Methods: Our institutional database was reviewed to identify patients undergoing branched or FEVAR. Patients treated using 3D fusion CT were compared with patients treated in the immediate 12-month period before implementation of this technology when procedures were performed in a standard hybrid operating room without CT fusion capabilities. Primary end points included patient radiation exposure (cumulated air kerma: mGy), fluoroscopy time (minutes), contrast usage (mL), and procedure time (minutes). Patients were grouped by the number of aortic graft fenestrations revascularized with a stent graft, and operative outcomes were compared.

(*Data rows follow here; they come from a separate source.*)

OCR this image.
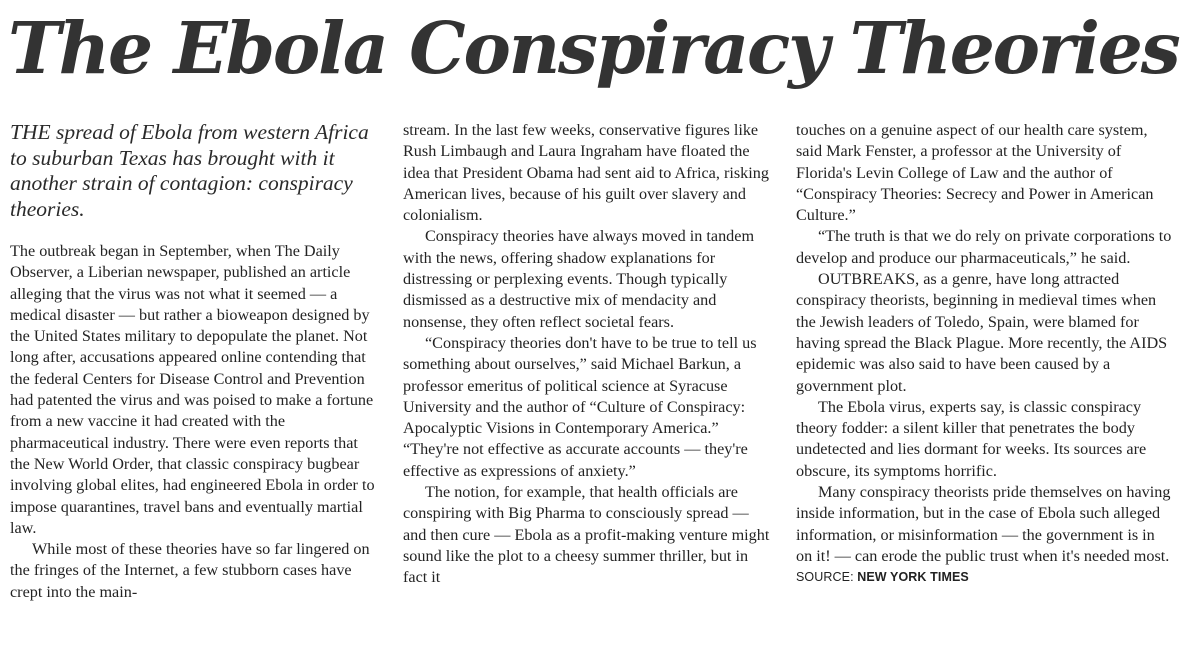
The Ebola Conspiracy Theories

THE spread of Ebola from western Africa to suburban Texas has brought with it another strain of contagion: conspiracy theories.

The outbreak began in September, when The Daily Observer, a Liberian newspaper, published an article alleging that the virus was not what it seemed — a medical disaster — but rather a bioweapon designed by the United States military to depopulate the planet. Not long after, accusations appeared online contending that the federal Centers for Disease Control and Prevention had patented the virus and was poised to make a fortune from a new vaccine it had created with the pharmaceutical industry. There were even reports that the New World Order, that classic conspiracy bugbear involving global elites, had engineered Ebola in order to impose quarantines, travel bans and eventually martial law.

While most of these theories have so far lingered on the fringes of the Internet, a few stubborn cases have crept into the main-

stream. In the last few weeks, conservative figures like Rush Limbaugh and Laura Ingraham have floated the idea that President Obama had sent aid to Africa, risking American lives, because of his guilt over slavery and colonialism.

Conspiracy theories have always moved in tandem with the news, offering shadow explanations for distressing or perplexing events. Though typically dismissed as a destructive mix of mendacity and nonsense, they often reflect societal fears.

“Conspiracy theories don't have to be true to tell us something about ourselves,” said Michael Barkun, a professor emeritus of political science at Syracuse University and the author of “Culture of Conspiracy: Apocalyptic Visions in Contemporary America.” “They're not effective as accurate accounts — they're effective as expressions of anxiety.”

The notion, for example, that health officials are conspiring with Big Pharma to consciously spread — and then cure — Ebola as a profit-making venture might sound like the plot to a cheesy summer thriller, but in fact it

touches on a genuine aspect of our health care system, said Mark Fenster, a professor at the University of Florida's Levin College of Law and the author of “Conspiracy Theories: Secrecy and Power in American Culture.”

“The truth is that we do rely on private corporations to develop and produce our pharmaceuticals,” he said.

OUTBREAKS, as a genre, have long attracted conspiracy theorists, beginning in medieval times when the Jewish leaders of Toledo, Spain, were blamed for having spread the Black Plague. More recently, the AIDS epidemic was also said to have been caused by a government plot.

The Ebola virus, experts say, is classic conspiracy theory fodder: a silent killer that penetrates the body undetected and lies dormant for weeks. Its sources are obscure, its symptoms horrific.

Many conspiracy theorists pride themselves on having inside information, but in the case of Ebola such alleged information, or misinformation — the government is in on it! — can erode the public trust when it's needed most.

SOURCE: NEW YORK TIMES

Results: A total of 72 patients (41 before vs 31 after 3D fusion CT implementation) underwent FEVAR from September 2012 through March 2014. For two-vessel fenestrated endografts, there was a significant decrease in radiation exposure (3400 ± 1900 vs 1380 ± 520 mGy; P = .001), fluoroscopy time (63 ± 29 vs 41 ± 11 minutes; P = .02), and contrast usage (69 ± 16 vs 26 ± 8 mL; P = .0002) with intraoperative 3D fusion CT. Similarly, for combined three-vessel and four-vessel FEVAR, significantly decreased radiation exposure (5400 ± 2225 vs 2700 ± 1400 mGy; P < .0001), fluoroscopy time (89 ± 36 vs 64 ± 21 minutes; P = .02), contrast usage (90 ± 25 vs 39 ± 17 mL; P < .0001), and procedure time (330 ± 100 vs 230 ± 50 minutes; P = .002) was noted. Estimated blood loss was significantly less (P < .0001), and length of stay had a trend (P = .07) toward being lower for all patients in the 3D fusion CT group.

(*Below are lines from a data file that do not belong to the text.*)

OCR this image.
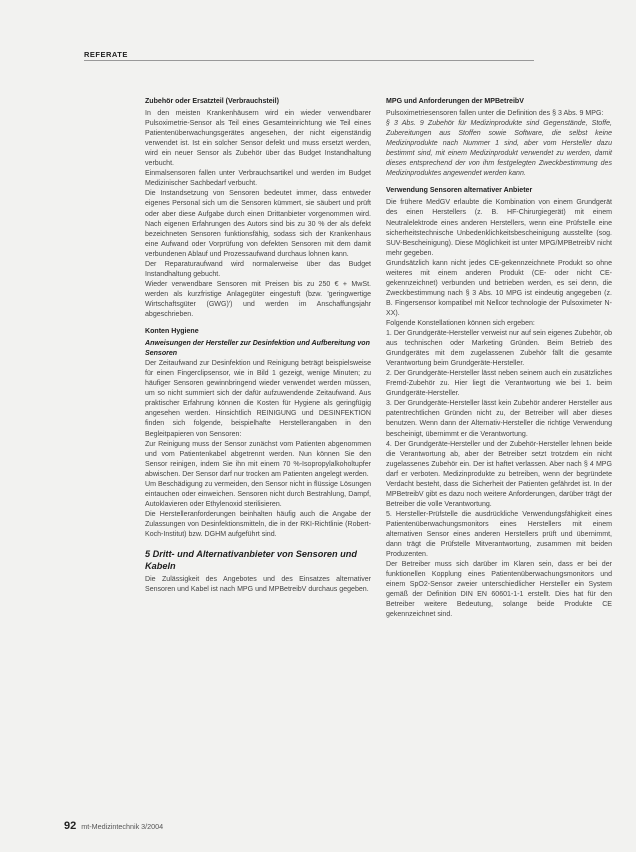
REFERATE
Zubehör oder Ersatzteil (Verbrauchsteil)
In den meisten Krankenhäusern wird ein wieder verwendbarer Pulsoximetrie-Sensor als Teil eines Gesamteinrichtung wie Teil eines Patientenüberwachungsgerätes angesehen, der nicht eigenständig verwendet ist. Ist ein solcher Sensor defekt und muss ersetzt werden, wird ein neuer Sensor als Zubehör über das Budget Instandhaltung verbucht.
Einmalsensoren fallen unter Verbrauchsartikel und werden im Budget Medizinischer Sachbedarf verbucht.
Die Instandsetzung von Sensoren bedeutet immer, dass entweder eigenes Personal sich um die Sensoren kümmert, sie säubert und prüft oder aber diese Aufgabe durch einen Drittanbieter vorgenommen wird. Nach eigenen Erfahrungen des Autors sind bis zu 30 % der als defekt bezeichneten Sensoren funktionsfähig, sodass sich der Krankenhaus eine Aufwand oder Vorprüfung von defekten Sensoren mit dem damit verbundenen Ablauf und Prozessaufwand durchaus lohnen kann.
Der Reparaturaufwand wird normalerweise über das Budget Instandhaltung gebucht.
Wieder verwendbare Sensoren mit Preisen bis zu 250 € + MwSt. werden als kurzfristige Anlagegüter eingestuft (bzw. 'geringwertige Wirtschaftsgüter (GWG)') und werden im Anschaffungsjahr abgeschrieben.
Konten Hygiene
Anweisungen der Hersteller zur Desinfektion und Aufbereitung von Sensoren
Der Zeitaufwand zur Desinfektion und Reinigung beträgt beispielsweise für einen Fingerclipsensor, wie in Bild 1 gezeigt, wenige Minuten; zu häufiger Sensoren gewinnbringend wieder verwendet werden müssen, um so nicht summiert sich der dafür aufzuwendende Zeitaufwand. Aus praktischer Erfahrung können die Kosten für Hygiene als geringfügig angesehen werden. Hinsichtlich REINIGUNG und DESINFEKTION finden sich folgende, beispielhafte Herstellerangaben in den Begleitpapieren von Sensoren:
Zur Reinigung muss der Sensor zunächst vom Patienten abgenommen und vom Patientenkabel abgetrennt werden. Nun können Sie den Sensor reinigen, indem Sie ihn mit einem 70 %-Isopropylalkoholtupfer abwischen. Der Sensor darf nur trocken am Patienten angelegt werden.
Um Beschädigung zu vermeiden, den Sensor nicht in flüssige Lösungen eintauchen oder einweichen. Sensoren nicht durch Bestrahlung, Dampf, Autoklavieren oder Ethylenoxid sterilisieren.
Die Herstelleranforderungen beinhalten häufig auch die Angabe der Zulassungen von Desinfektionsmitteln, die in der RKI-Richtlinie (Robert-Koch-Institut) bzw. DGHM aufgeführt sind.
5 Dritt- und Alternativanbieter von Sensoren und Kabeln
Die Zulässigkeit des Angebotes und des Einsatzes alternativer Sensoren und Kabel ist nach MPG und MPBetreibV durchaus gegeben.
MPG und Anforderungen der MPBetreibV
Pulsoximetriesensoren fallen unter die Definition des § 3 Abs. 9 MPG:
§ 3 Abs. 9 Zubehör für Medizinprodukte sind Gegenstände, Stoffe, Zubereitungen aus Stoffen sowie Software, die selbst keine Medizinprodukte nach Nummer 1 sind, aber vom Hersteller dazu bestimmt sind, mit einem Medizinprodukt verwendet zu werden, damit dieses entsprechend der von ihm festgelegten Zweckbestimmung des Medizinproduktes angewendet werden kann.
Verwendung Sensoren alternativer Anbieter
Die frühere MedGV erlaubte die Kombination von einem Grundgerät des einen Herstellers (z. B. HF-Chirurgiegerät) mit einem Neutralelektrode eines anderen Herstellers, wenn eine Prüfstelle eine sicherheitstechnische Unbedenklichkeitsbescheinigung ausstellte (sog. SUV-Bescheinigung). Diese Möglichkeit ist unter MPG/MPBetreibV nicht mehr gegeben.
Grundsätzlich kann nicht jedes CE-gekennzeichnete Produkt so ohne weiteres mit einem anderen Produkt (CE- oder nicht CE-gekennzeichnet) verbunden und betrieben werden, es sei denn, die Zweckbestimmung nach § 3 Abs. 10 MPG ist eindeutig angegeben (z. B. Fingersensor kompatibel mit Nellcor technologie der Pulsoximeter N-XX).
Folgende Konstellationen können sich ergeben:
1. Der Grundgeräte-Hersteller verweist nur auf sein eigenes Zubehör, ob aus technischen oder Marketing Gründen. Beim Betrieb des Grundgerätes mit dem zugelassenen Zubehör fällt die gesamte Verantwortung beim Grundgeräte-Hersteller.
2. Der Grundgeräte-Hersteller lässt neben seinem auch ein zusätzliches Fremd-Zubehör zu. Hier liegt die Verantwortung wie bei 1. beim Grundgeräte-Hersteller.
3. Der Grundgeräte-Hersteller lässt kein Zubehör anderer Hersteller aus patentrechtlichen Gründen nicht zu, der Betreiber will aber dieses benutzen. Wenn dann der Alternativ-Hersteller die richtige Verwendung bescheinigt, übernimmt er die Verantwortung.
4. Der Grundgeräte-Hersteller und der Zubehör-Hersteller lehnen beide die Verantwortung ab, aber der Betreiber setzt trotzdem ein nicht zugelassenes Zubehör ein. Der ist haftet verlassen. Aber nach § 4 MPG darf er verboten. Medizinprodukte zu betreiben, wenn der begründete Verdacht besteht, dass die Sicherheit der Patienten gefährdet ist. In der MPBetreibV gibt es dazu noch weitere Anforderungen, darüber trägt der Betreiber die volle Verantwortung.
5. Hersteller-Prüfstelle die ausdrückliche Verwendungsfähigkeit eines Patientenüberwachungsmonitors eines Herstellers mit einem alternativen Sensor eines anderen Herstellers prüft und übernimmt, dann trägt die Prüfstelle Mitverantwortung, zusammen mit beiden Produzenten.
Der Betreiber muss sich darüber im Klaren sein, dass er bei der funktionellen Kopplung eines Patientenüberwachungsmonitors und einem SpO2-Sensor zweier unterschiedlicher Hersteller ein System gemäß der Definition DIN EN 60601-1-1 erstellt. Dies hat für den Betreiber weitere Bedeutung, solange beide Produkte CE gekennzeichnet sind.
92 mt-Medizintechnik 3/2004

Conclusions: These results demonstrate that use of intraoperative 3D fusion CT imaging during FEVAR can significantly decrease radiation exposure, procedure time, and contrast usage, which may also decrease the overall physiologic impact of the repair.

Copyright © 2015 Society for Vascular Surgery. Published by Elsevier Inc. All rights reserved.

Figures

Figure 1. 3D Overlay Fusion and Overlay Imaging

This image demonstrates the method of overlay mark production and utilization. Panel A demonstrates the marks placed around the origins of the SMA (white arrow) and renal arteries (red arrows). Panel B demonstrates intraoperative overlay of these marks on live fluoroscopy. The radiopaque markers on the graft can be seen to closely approximate these overlay marks during deployment. Panel C and D demonstrate the same patient in a lateral projection. Note that a perfectly orthogonal image of the vessel origin can be obtained by aligning the origin marker such that it appears as a line on the overlay, and this can be aligned before initiating fluoroscopy, minimizing radiation during adjustment of the c-arm.

Figure 2. Radiation, Fluroscopy, Contrast and Procedure Time

This figure demonstrates the reduction in radiation exposure (panel A), fluoroscopy time (panel B), contrast usage (panel C), and overall procedural time (panel D) with use of 3D CT fusion technology in FEVAR.